Japan's top security official will make a two-day visit to Seoul for talks with South Korea's top presidential aide for national security, both governments said Monday.

Shotaro Yachi, national security adviser to the Cabinet, is expected to explain Japan's stance on security policy in his talks starting Tuesday with Kim Kwan-jin, chief of the National Security Office at the presidential office, Chief Cabinet Secretary Yoshihide Suga said in Tokyo.

"Topics to be covered include the situation in Northeast Asia, the international situation and issues of strategic concern, as well as matters of bilateral concern such as diplomatic affairs and security," South Korea's presidential office said in a statement.

It will be Yachi's first visit to South Korea since he became the top bureaucrat in the National Security Council in January. He had been awaiting a reply from Seoul for several months since he initially sought to arrange such a visit, according to a government source.

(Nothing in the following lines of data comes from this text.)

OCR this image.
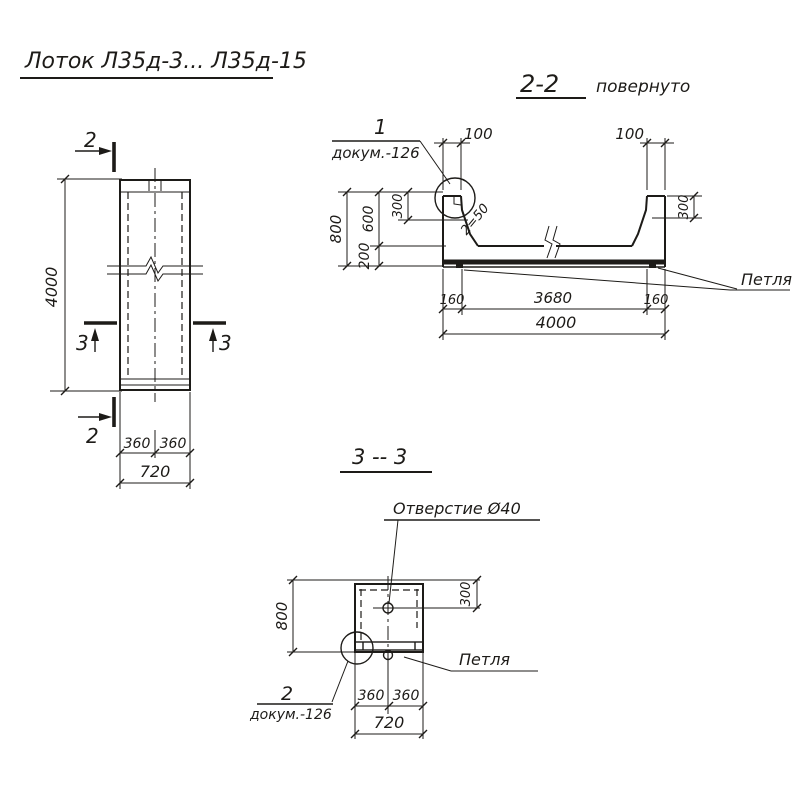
Лоток Л35д-3... Л35д-15
2
4000
3	3
2 360 360
720
2-2 повернуто
1
докум.-126
2=50
100	100
800 600
200
300	300
Петля
160	3680	160
4000
3 -- 3
Отверстие Ø40
2
докум.-126
800
300
Петля
360 360
720
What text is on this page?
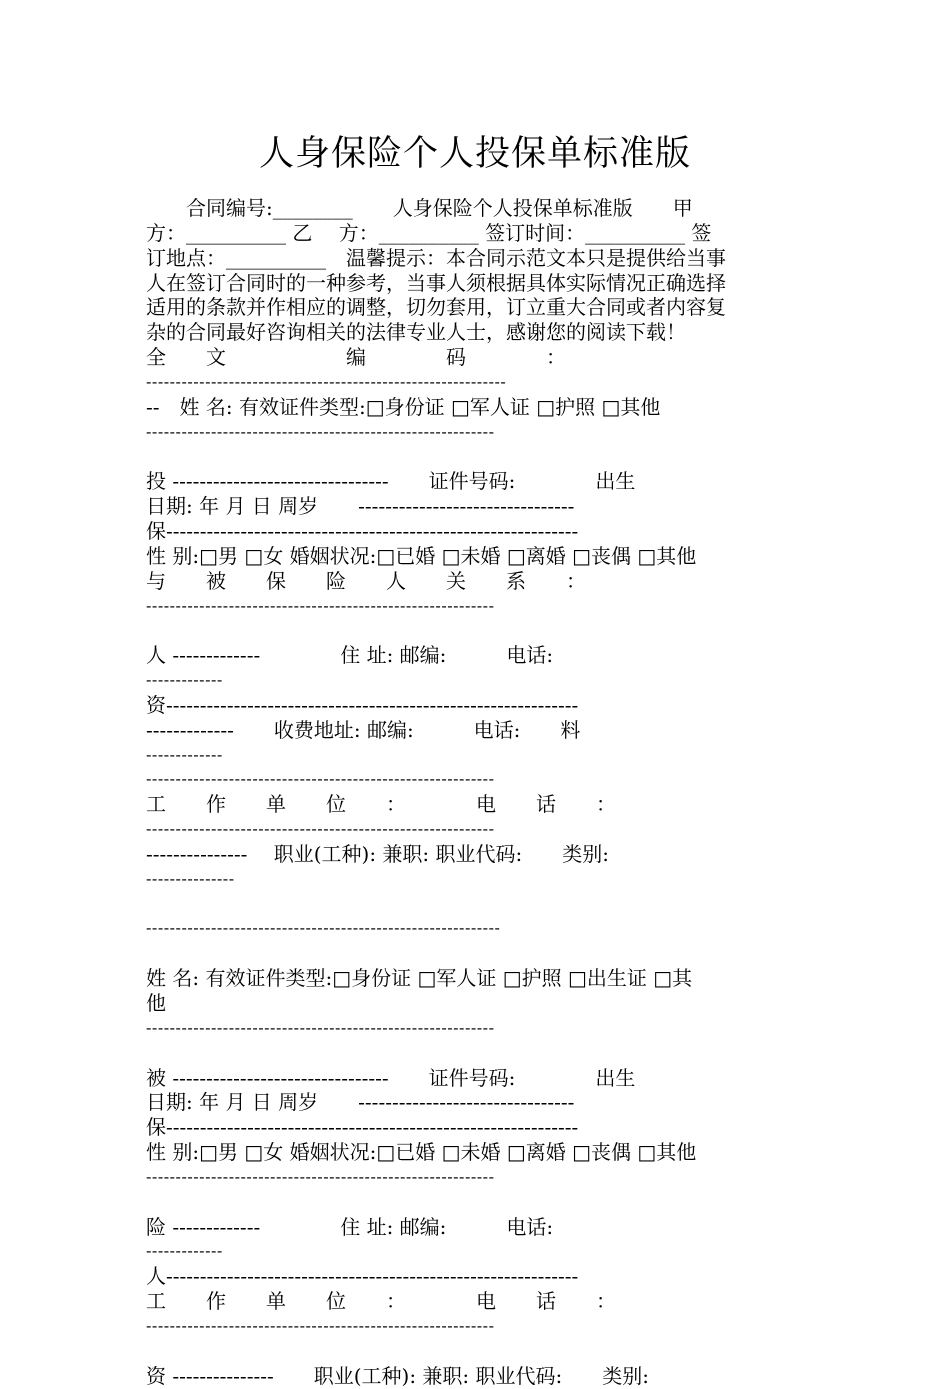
人身保险个人投保单标准版
　　合同编号:________　　人身保险个人投保单标准版　　甲
方：__________ 乙　 方：__________ 签订时间：__________ 签
订地点：__________　温馨提示：本合同示范文本只是提供给当事
人在签订合同时的一种参考，当事人须根据具体实际情况正确选择
适用的条款并作相应的调整，切勿套用，订立重大合同或者内容复
杂的合同最好咨询相关的法律专业人士，感谢您的阅读下载！
全　　文　　　　　　编　　　　码　　　　：
-------------------------------------------------------------
--　姓 名: 有效证件类型:□身份证 □军人证 □护照 □其他
-----------------------------------------------------------
投 --------------------------------　　证件号码:　　　　出生
日期: 年 月 日 周岁　　--------------------------------
保-------------------------------------------------------------
性 别:□男 □女 婚姻状况:□已婚 □未婚 □离婚 □丧偶 □其他
与　　被　　保　　险　　人　　关　　系　　：
-----------------------------------------------------------
人 -------------　　　　住 址: 邮编:　　　电话:
-------------
资-------------------------------------------------------------
-------------　　收费地址: 邮编:　　　电话:　　料
-------------
-----------------------------------------------------------
工　　作　　单　　位　　：　　　　电　　话　　：
-----------------------------------------------------------
---------------　 职业(工种): 兼职: 职业代码:　　类别:
---------------
------------------------------------------------------------
姓 名: 有效证件类型:□身份证 □军人证 □护照 □出生证 □其
他
-----------------------------------------------------------
被 --------------------------------　　证件号码:　　　　出生
日期: 年 月 日 周岁　　--------------------------------
保-------------------------------------------------------------
性 别:□男 □女 婚姻状况:□已婚 □未婚 □离婚 □丧偶 □其他
-----------------------------------------------------------
险 -------------　　　　住 址: 邮编:　　　电话:
-------------
人-------------------------------------------------------------
工　　作　　单　　位　　：　　　　电　　话　　：
-----------------------------------------------------------
资 ---------------　　职业(工种): 兼职: 职业代码:　　类别:
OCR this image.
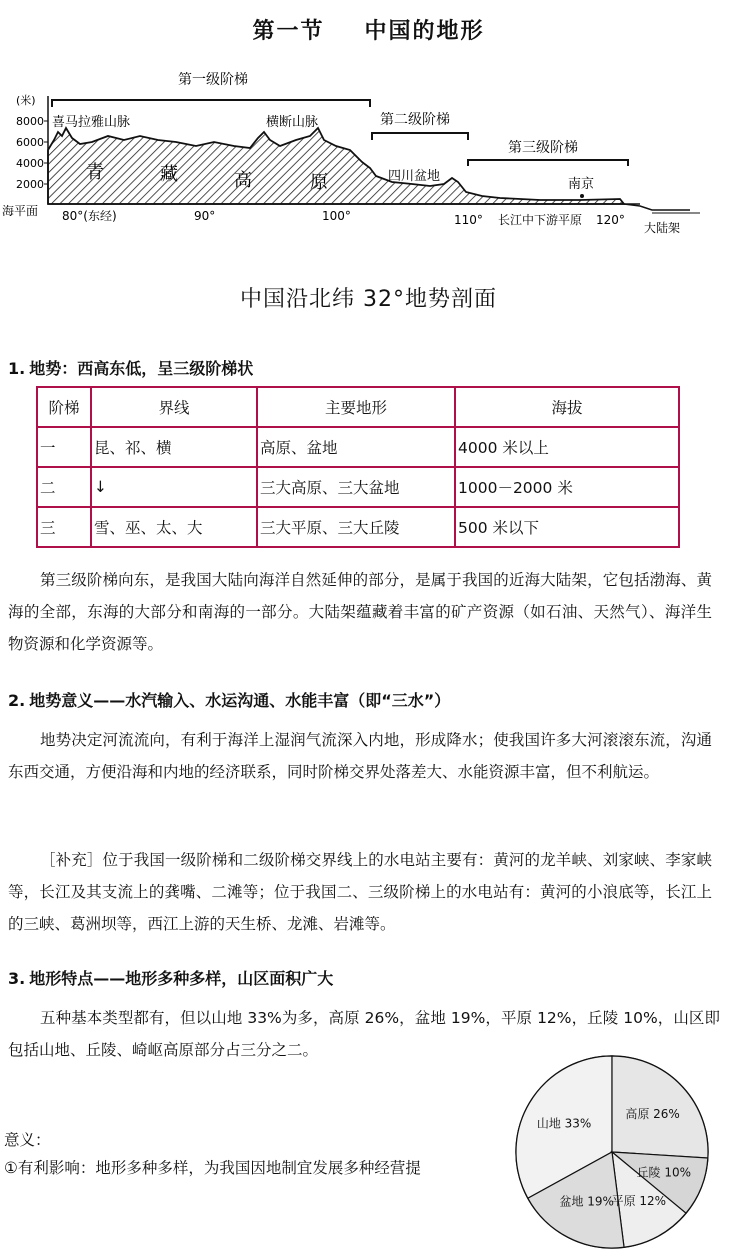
第一节 中国的地形
第一级阶梯
第二级阶梯
第三级阶梯
(米)
8000
6000
4000
2000
喜马拉雅山脉	横断山脉
青	藏	高	原	四川盆地
南京
海平面 80°(东经)	90°	100°	110° 长江中下游平原 120°
大陆架
中国沿北纬 32°地势剖面
1. 地势：西高东低，呈三级阶梯状
阶梯	界线	主要地形	海拔
一	昆、祁、横	高原、盆地	4000 米以上
二	↓	三大高原、三大盆地	1000－2000 米
三	雪、巫、太、大	三大平原、三大丘陵	500 米以下
第三级阶梯向东，是我国大陆向海洋自然延伸的部分，是属于我国的近海大陆架，它包括渤海、黄海的全部，东海的大部分和南海的一部分。大陆架蕴藏着丰富的矿产资源（如石油、天然气）、海洋生物资源和化学资源等。
2. 地势意义——水汽输入、水运沟通、水能丰富（即“三水”）
地势决定河流流向，有利于海洋上湿润气流深入内地，形成降水；使我国许多大河滚滚东流，沟通东西交通，方便沿海和内地的经济联系，同时阶梯交界处落差大、水能资源丰富，但不利航运。
［补充］位于我国一级阶梯和二级阶梯交界线上的水电站主要有：黄河的龙羊峡、刘家峡、李家峡等，长江及其支流上的龚嘴、二滩等；位于我国二、三级阶梯上的水电站有：黄河的小浪底等，长江上的三峡、葛洲坝等，西江上游的天生桥、龙滩、岩滩等。
3. 地形特点——地形多种多样，山区面积广大
五种基本类型都有，但以山地 33%为多，高原 26%，盆地 19%，平原 12%，丘陵 10%，山区即包括山地、丘陵、崎岖高原部分占三分之二。
意义：
①有利影响：地形多种多样，为我国因地制宜发展多种经营提
山地 33%
高原 26%
丘陵 10%
平原 12%
盆地 19%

To mend ties between Tokyo and Seoul frayed by issues over history and territory, Prime Minister Shinzo Abe has expressed hopes of holding summit talks with South Korean President Park Geun-hye.

Yachi is known to have accompanied former Prime Minister Yasuo Fukuda when he met secretly with Chinese President Xi Jinping in Beijing in late July, a move widely seen as laying the groundwork for a future Japan-China summit.